Guiraud agrippa l’esclave et le releva aussi aisément qu’on l’eut fait d’un bambin.

— Tu peux nous laisser, Yue, mais que ce soit clair : la prochaine fois, le fouet sera pour toi. Est-ce que tu as compris ?

— Oui, Mestre, s’étrangla la petite fille.

— Parfait. Tu peux t’en aller, dans ce cas. Pense à faire désinfecter cette plaie et recoudre ta manche.

Non sans hésiter, elle se redressa. Ses jambes la soutenaient à peine. Elle épousseta ses genoux endoloris et jeta un dernier regard à son père. Il lui souriait.
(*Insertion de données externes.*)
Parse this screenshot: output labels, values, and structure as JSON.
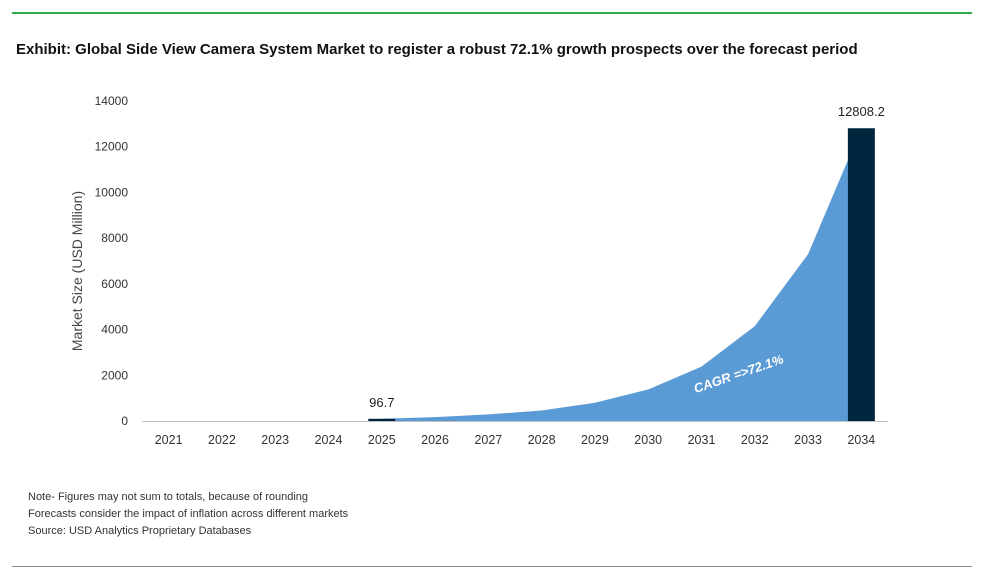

Rin était très doué pour se donner l’air invulnérable et Yue très douée pour se persuader qu’il l’était réellement. Tachant de se donner la moitié de son courage et de son talent d’acteur, elle serra les dents et sortit du pavillon la tête haute.

Le cœur lui battait dans les tempes, assourdissant. Cela ne l’empêcha pas de tressaillir à la seconde où claqua le premier coup. Le deuxième. Le troisième. Elle en perdit vite le compte. Yue ne savait compter que jusqu’à dix.

Elle ferma les yeux pour s’interdire de pleurer autant que pour lutter contre le frisson qui la gagnait. Il faisait froid pour la saison.

Providentiellement, un long châle agréablement tiède, brodé de perles et chargé d’effluves acidulées lui tomba sur les épaules : celui de Célestine. Yue tourna vers elle des yeux humides de chagrin et de gratitude.

— Sèche-moi ces vilaines larmes. On va aller se reposer dans ma tente en attendant Rin, d’accord ?

Célestine fit valser ses amples boucles brunes en tournant la tête vers une seconde âme en peine ; adossé à un pilier de la grande tente rectangulaire – Yue le remarqua à peine – Benabard était assis, recroquevillé comme un nourrisson.

— Toi aussi, jeune homme, l’appela Célestine. Allons chercher de quoi te vêtir proprement.